Dr Swainson describes this report as "primarily a desk study": she has gathered together, as indicated in her Bibliography, not only the usual sources but an enormous number of reports, papers and lectures, often in mimeograph and not easily accessible, to put together this up-to-date and very useful survey.

In the first part of the report she examines the international evidence concerning the benefits of female education and then reviews the literature that outlines the nature and extent of gender disparities in education in Malawi, Zambia and Zimbabwe. This chapter contains a wealth of information and statistics (so far as they are available) on educational expenditure patterns, enrolments and wastage, performance and attainment, and literacy rates.
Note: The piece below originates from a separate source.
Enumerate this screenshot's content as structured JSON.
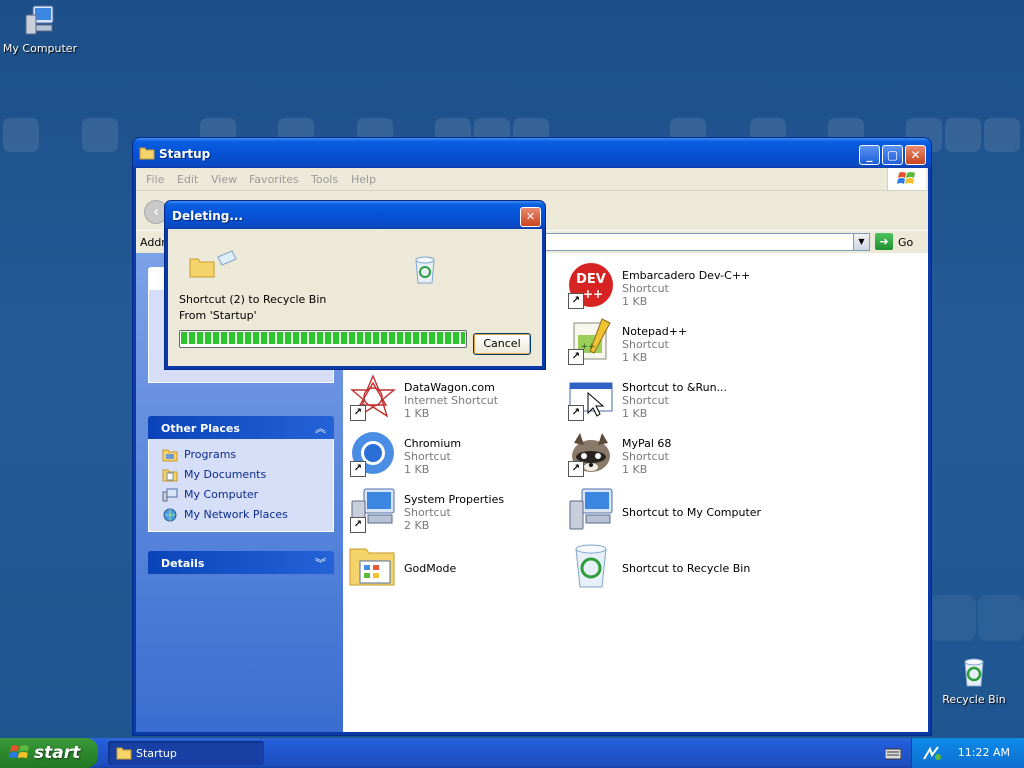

The first part ends with a chapter which examines factors shaping gender inequalities in education and stresses that-

"inequalities stem from gender relations in society at large and these are reflected in and played out in the school system itself," (p 16).

Factors covered include economic restraints, the effect of woman's opportunities (or lack of them) in the labour market, the contribution of girls to household tasks, the socio-economic status of families, parental attitudes and influence, initiation practices and early marriage, and sexuality and sexual harassment. Swainson then examines school-based factors such as the school environment, teachers' expectations and attitudes, and single-sex education.

The second part of the report focuses on strategies to promote the education of both girls and women. It examines the policy options such as expanding educational provision and reducing the direct and indirect costs of schooling, improving girls' health and nutrition and recruiting more female teachers. There is a survey of efforts made to reduce direct costs through various scholarship programmes. Chapter 7 examines various types of government and donor intervention and their outcomes.

The final chapter is a succinct and useful list of recommendations. Swainson first suggests research priorities: clearly focussed empirical research is needed so that efforts to improve girls' educational opportunities can be based on evidence. She suggests twelve areas where research is needed such as the impact of female teachers, patterns of attendance, etc. Policy recommendations are divided into two areas: those which are school-based and those which are community based. Both researchers and policy-makers (whether government or NGO) will find useful suggestions on these lists.